You use DataReference elements to refer to EncryptedData elements encrypted using the key defined in the enclosing EncryptedKey element. Multiple DataReference elements can point to multiple EncryptedData elements encrypted by the same key.

You use KeyReference elements to refer to EncryptedKey objects encrypted using the key defined in the enclosing EncryptedKey element. Multiple KeyReference elements can point to multiple EncryptedKey elements encrypted by the same key.

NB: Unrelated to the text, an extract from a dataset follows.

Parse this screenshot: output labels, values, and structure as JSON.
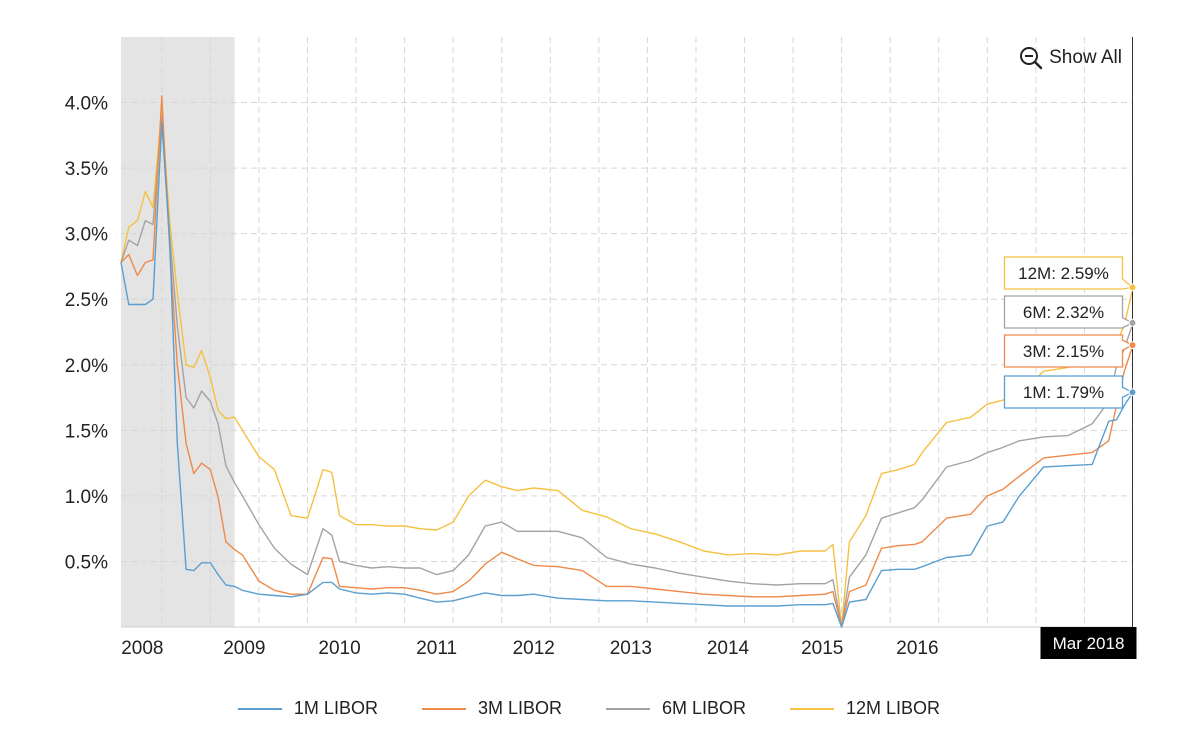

Both types of references may include a child Transforms element to aid the recipient in retrieving the pointed-to EncryptedKey and/or EncryptedData elements. These elements could include information such as XPath Transforms, decompression Transforms, or information on how to retrieve the objects from a document storage facility. For example:

 <ReferenceList>   <DataReference URI="#invoice34">     <ds:Transforms>       <ds:Transform Algorithm="http://www.w3.org/TR/1999/REC-xpath-19991116">         <ds:XPath          xmlns:xenc="http://www.w3.org/2001/04/xmlenc#">           self::xenc:EncryptedData[@]         </ds:XPath>       </ds:Transforms>     </ds:Transform>   </DataReference> </ReferenceList>

15.2.7 Extensions to the ds:KeyInfo Element

You can obtain the keying material that decrypting needs in three ways:

The EncryptedData or EncryptedKey element you are trying to decrypt can specify the associated keying material through a child of ds:KeyInfo. You can use all of the child elements of ds:KeyInfo specified in [XMLDSIG] along with the EncryptedKey and AgreementMethod added in [XMLENC]. (See Chapter 13.) Note the following:
1. Using the literal, unprotected ds:KeyValue to transport the encryption key is not recommended.
2. Support of ds:KeyName to refer to an EncryptedKey CarriedKeyName is recommended.
3. Support for same-document ds:RetrievalMethod is required.
4. Encryption applications must support EncryptedKey.
A detached (not inside ds:KeyInfo) EncryptedKey element can specify the EncryptedData or EncryptedKey to which its decrypted key will apply via a DataReference or KeyReference (see Section 15.2.6).
The recipient may determine the keying material for the application based on context; in this case, the transmitted XML does not have to provide the keying material.